John Callister named director of Cornell's Kinzelberg program to train undergraduate engineers in the ways of business

John Callister, assistant professor of mechanical and aerospace engineering, has been named director of Cornell's Harvey Kinzelberg Enterprise Engineering Program. The undergraduate program is designed to help undergraduate engineering students adapt their education in the traditional engineering disciplines to a business environment.

Endowed in 1995 by Harvey Kinzelberg, a 1967 graduate of the Cornell College of Engineering, the program is open to students in all engineering fields at Cornell. The program includes an introductory freshman course in engineering entrepreneurship and the fundamentals of high-technology business. During their sophomore and junior years, students take two economics courses and two entrepreneurship courses from outside the engineering college. They conclude the program with a senior course in the development of a comprehensive business plan for a high-technology, high-growth product or service.

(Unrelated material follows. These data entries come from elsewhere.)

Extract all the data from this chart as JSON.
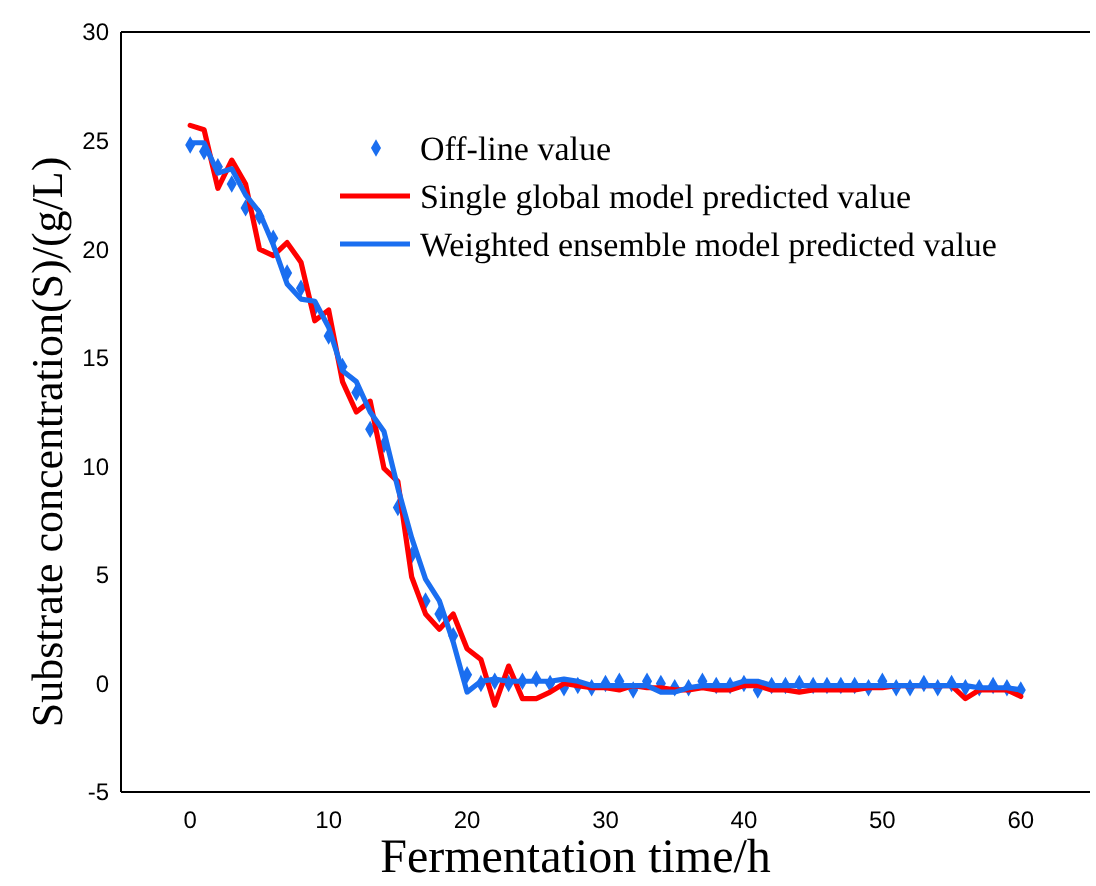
{
  "chart_data": {
    "type": "line",
    "xlabel": "Fermentation time/h",
    "ylabel": "Substrate concentration(S)/(g/L)",
    "xlim": [
      -5,
      65
    ],
    "ylim": [
      -5,
      30
    ],
    "xticks": [
      0,
      10,
      20,
      30,
      40,
      50,
      60
    ],
    "yticks": [
      -5,
      0,
      5,
      10,
      15,
      20,
      25,
      30
    ],
    "grid": false,
    "legend": "top",
    "x": [
      0,
      1,
      2,
      3,
      4,
      5,
      6,
      7,
      8,
      9,
      10,
      11,
      12,
      13,
      14,
      15,
      16,
      17,
      18,
      19,
      20,
      21,
      22,
      23,
      24,
      25,
      26,
      27,
      28,
      29,
      30,
      31,
      32,
      33,
      34,
      35,
      36,
      37,
      38,
      39,
      40,
      41,
      42,
      43,
      44,
      45,
      46,
      47,
      48,
      49,
      50,
      51,
      52,
      53,
      54,
      55,
      56,
      57,
      58,
      59,
      60
    ],
    "series": [
      {
        "name": "Off-line value",
        "type": "scatter",
        "marker": "diamond",
        "color": "#1a6ef0",
        "values": [
          24.8,
          24.5,
          23.8,
          23.0,
          21.9,
          21.5,
          20.5,
          18.9,
          18.2,
          17.3,
          16.0,
          14.6,
          13.4,
          11.7,
          11.0,
          8.1,
          5.9,
          3.8,
          3.2,
          2.2,
          0.4,
          0.0,
          0.1,
          0.0,
          0.1,
          0.2,
          0.0,
          -0.2,
          -0.1,
          -0.2,
          0.0,
          0.1,
          -0.3,
          0.1,
          0.0,
          -0.2,
          -0.2,
          0.1,
          -0.1,
          -0.1,
          0.0,
          -0.3,
          -0.1,
          -0.1,
          0.0,
          -0.1,
          -0.1,
          -0.1,
          -0.1,
          -0.2,
          0.1,
          -0.2,
          -0.2,
          0.0,
          -0.2,
          0.0,
          -0.2,
          -0.2,
          -0.1,
          -0.2,
          -0.3
        ]
      },
      {
        "name": "Single global model predicted value",
        "type": "line",
        "marker": "none",
        "line_style": "solid",
        "color": "#ff0000",
        "values": [
          25.7,
          25.5,
          22.8,
          24.1,
          23.0,
          20.0,
          19.7,
          20.3,
          19.4,
          16.7,
          17.2,
          13.9,
          12.5,
          13.0,
          9.9,
          9.3,
          4.9,
          3.2,
          2.5,
          3.2,
          1.6,
          1.1,
          -1.0,
          0.8,
          -0.7,
          -0.7,
          -0.4,
          0.0,
          -0.1,
          -0.2,
          -0.2,
          -0.3,
          -0.1,
          -0.2,
          -0.2,
          -0.3,
          -0.3,
          -0.2,
          -0.3,
          -0.3,
          -0.1,
          -0.1,
          -0.3,
          -0.3,
          -0.4,
          -0.3,
          -0.3,
          -0.3,
          -0.3,
          -0.2,
          -0.2,
          -0.1,
          -0.1,
          -0.1,
          -0.1,
          -0.1,
          -0.7,
          -0.3,
          -0.3,
          -0.3,
          -0.6
        ]
      },
      {
        "name": "Weighted ensemble model predicted value",
        "type": "line",
        "marker": "none",
        "line_style": "solid",
        "color": "#1a6ef0",
        "values": [
          24.9,
          24.9,
          23.5,
          23.7,
          22.5,
          21.7,
          20.2,
          18.4,
          17.7,
          17.6,
          16.4,
          14.4,
          13.9,
          12.5,
          11.6,
          9.0,
          6.7,
          4.8,
          3.8,
          1.9,
          -0.4,
          0.1,
          0.2,
          0.1,
          0.1,
          0.1,
          0.1,
          0.2,
          0.1,
          -0.1,
          -0.1,
          -0.1,
          -0.1,
          -0.1,
          -0.4,
          -0.4,
          -0.2,
          -0.1,
          -0.1,
          -0.1,
          0.1,
          0.1,
          -0.1,
          -0.1,
          -0.1,
          -0.1,
          -0.1,
          -0.1,
          -0.1,
          -0.1,
          -0.1,
          -0.1,
          -0.1,
          -0.1,
          -0.1,
          -0.1,
          -0.1,
          -0.2,
          -0.2,
          -0.2,
          -0.3
        ]
      }
    ]
  }
}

In announcing Callister's appointment, Sidney Leibovich, the Samuel B. Eckert Professor and director of the Sibley School of Mechanical and Aerospace Engineering at Cornell, said, "We look forward to dynamic leadership from him."

Callister has been involved in the Kinzelberg program since joining the Cornell faculty in January this year. He participates in Cornell's Entrepreneurship and Personal Enterprise Program and stays active in aeroacoustics and acoustics research. He also is interested in entrepreneurship research, particularly as it relates to the engineering field, and in the design and innovation process in small high-technology companies. Recently he attended the Roundtable for Entrepreneurship Education for Engineers at Stanford University as well as the third annual Young Faculty Research and Teaching Retreat in Entrepreneurship in Lenox, Mass.

After earning his M.S. in mechanical engineering in 1992 and a Ph.D. in 1996, both at Cornell, Callister was assistant professor of mechanical and aerospace engineering at Tri-State University, Angola, Ind. In addition to his engineering degress, he has an M.B.A. from the University of Chicago. He is a co-founder and vice-president of Foxdale Inc., an equipment-leasing firm. He spent eight years as an automotive engineer for General Motors and has been a consultant for various businesses.